Based on the succinctly-titled memoir 'Molly's Game: From Hollywood's Elite to Wall Street's Billionaire Boys Club, My High-Stakes Adventure in the World of Underground Poker' by Molly Bloom, Aaron Sorkin’s directorial debut, ‘Molly’s Game’, follows Bloom (Jessica Chastain) who becomes the target of an FBI investigation of the underground poker empire she runs for Hollywood celebrities, athletes, business tycoons, and the Russian mob.
Of course, we all think we know something about Las Vegas casinos and card games, much of it shaped by movies about Danny Ocean planning to knock over all the top joints on the Strip, or the Corleone family making a move on Moe Greene and the Tropigala. Forget the obvious stuff like ’21’, ‘Rounders’, and ‘Casino’... here are five way more interesting films are that are about luck and the thrill of gambling.

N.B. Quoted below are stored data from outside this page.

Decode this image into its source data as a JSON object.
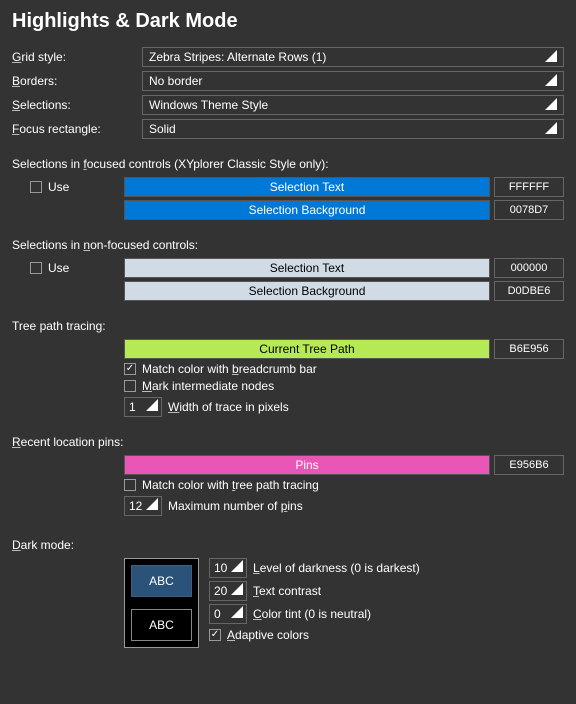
{
  "title": "Highlights & Dark Mode",
  "combos": {
    "grid_style": {
      "label": "Grid style:",
      "value": "Zebra Stripes: Alternate Rows (1)",
      "u": "G"
    },
    "borders": {
      "label": "Borders:",
      "value": "No border",
      "u": "B"
    },
    "selections": {
      "label": "Selections:",
      "value": "Windows Theme Style",
      "u": "S"
    },
    "focus_rect": {
      "label": "Focus rectangle:",
      "value": "Solid",
      "u": "F"
    }
  },
  "focused": {
    "heading": "Selections in focused controls (XYplorer Classic Style only):",
    "heading_u": "f",
    "use": "Use",
    "text_label": "Selection Text",
    "text_hex": "FFFFFF",
    "text_bg": "#0078D7",
    "bg_label": "Selection Background",
    "bg_hex": "0078D7",
    "bg_bg": "#0078D7"
  },
  "nonfocused": {
    "heading": "Selections in non-focused controls:",
    "heading_u": "n",
    "use": "Use",
    "text_label": "Selection Text",
    "text_hex": "000000",
    "text_bg": "#D0DBE6",
    "bg_label": "Selection Background",
    "bg_hex": "D0DBE6",
    "bg_bg": "#D0DBE6"
  },
  "tree": {
    "heading": "Tree path tracing:",
    "btn_label": "Current Tree Path",
    "btn_bg": "#B6E956",
    "btn_hex": "B6E956",
    "match_label": "Match color with breadcrumb bar",
    "match_u": "b",
    "mark_label": "Mark intermediate nodes",
    "mark_u": "M",
    "width_val": "1",
    "width_label": "Width of trace in pixels",
    "width_u": "W"
  },
  "pins": {
    "heading": "Recent location pins:",
    "heading_u": "R",
    "btn_label": "Pins",
    "btn_bg": "#E956B6",
    "btn_hex": "E956B6",
    "match_label": "Match color with tree path tracing",
    "match_u": "t",
    "max_val": "12",
    "max_label": "Maximum number of pins",
    "max_u": "p"
  },
  "dark": {
    "heading": "Dark mode:",
    "heading_u": "D",
    "swatch1_bg": "#2b5278",
    "swatch1_txt": "ABC",
    "swatch2_bg": "#000000",
    "swatch2_txt": "ABC",
    "level_val": "10",
    "level_label": "Level of darkness (0 is darkest)",
    "level_u": "L",
    "contrast_val": "20",
    "contrast_label": "Text contrast",
    "contrast_u": "T",
    "tint_val": "0",
    "tint_label": "Color tint (0 is neutral)",
    "tint_u": "C",
    "adaptive_label": "Adaptive colors",
    "adaptive_u": "A"
  }
}
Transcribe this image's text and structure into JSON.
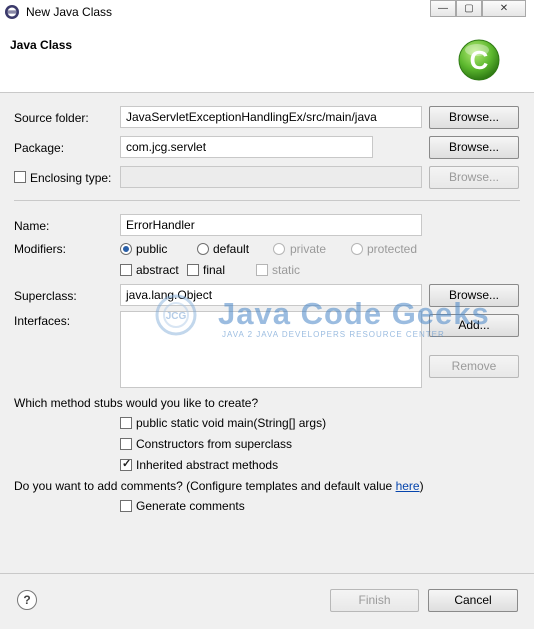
{
  "window": {
    "title": "New Java Class",
    "minimize_glyph": "—",
    "maximize_glyph": "▢",
    "close_glyph": "✕"
  },
  "header": {
    "title": "Java Class",
    "logo_letter": "C"
  },
  "form": {
    "source_folder_label": "Source folder:",
    "source_folder_value": "JavaServletExceptionHandlingEx/src/main/java",
    "package_label": "Package:",
    "package_value": "com.jcg.servlet",
    "enclosing_type_label": "Enclosing type:",
    "enclosing_type_value": "",
    "browse_label": "Browse...",
    "name_label": "Name:",
    "name_value": "ErrorHandler",
    "modifiers_label": "Modifiers:",
    "modifiers": {
      "public": "public",
      "default": "default",
      "private": "private",
      "protected": "protected",
      "abstract": "abstract",
      "final": "final",
      "static": "static"
    },
    "superclass_label": "Superclass:",
    "superclass_value": "java.lang.Object",
    "interfaces_label": "Interfaces:",
    "add_label": "Add...",
    "remove_label": "Remove",
    "stubs_question": "Which method stubs would you like to create?",
    "stub_main": "public static void main(String[] args)",
    "stub_constructors": "Constructors from superclass",
    "stub_inherited": "Inherited abstract methods",
    "comments_question": "Do you want to add comments? (Configure templates and default value",
    "comments_link": "here",
    "comments_close": ")",
    "generate_comments": "Generate comments"
  },
  "watermark": {
    "brand": "Java Code Geeks",
    "tagline": "JAVA 2 JAVA DEVELOPERS RESOURCE CENTER",
    "logo_text": "JCG"
  },
  "footer": {
    "help_glyph": "?",
    "finish_label": "Finish",
    "cancel_label": "Cancel"
  },
  "colors": {
    "logo_green": "#5cb82e",
    "radio_selected": "#2a5fa8",
    "watermark_blue": "#4a87c8"
  }
}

A concentration camp survivor named Samuel Berg (Max von Sydow, ‘Star Wars: The Force Awakens’), "the god of chance", runs a European casino. There he acts as a kind of talent scout, looking for especially fortunate souls to recruit into an underground gambling circuit. One of his workers is Federico (Eusebio Poncela), a man who "steals" other people's luck merely by laying a hand on them.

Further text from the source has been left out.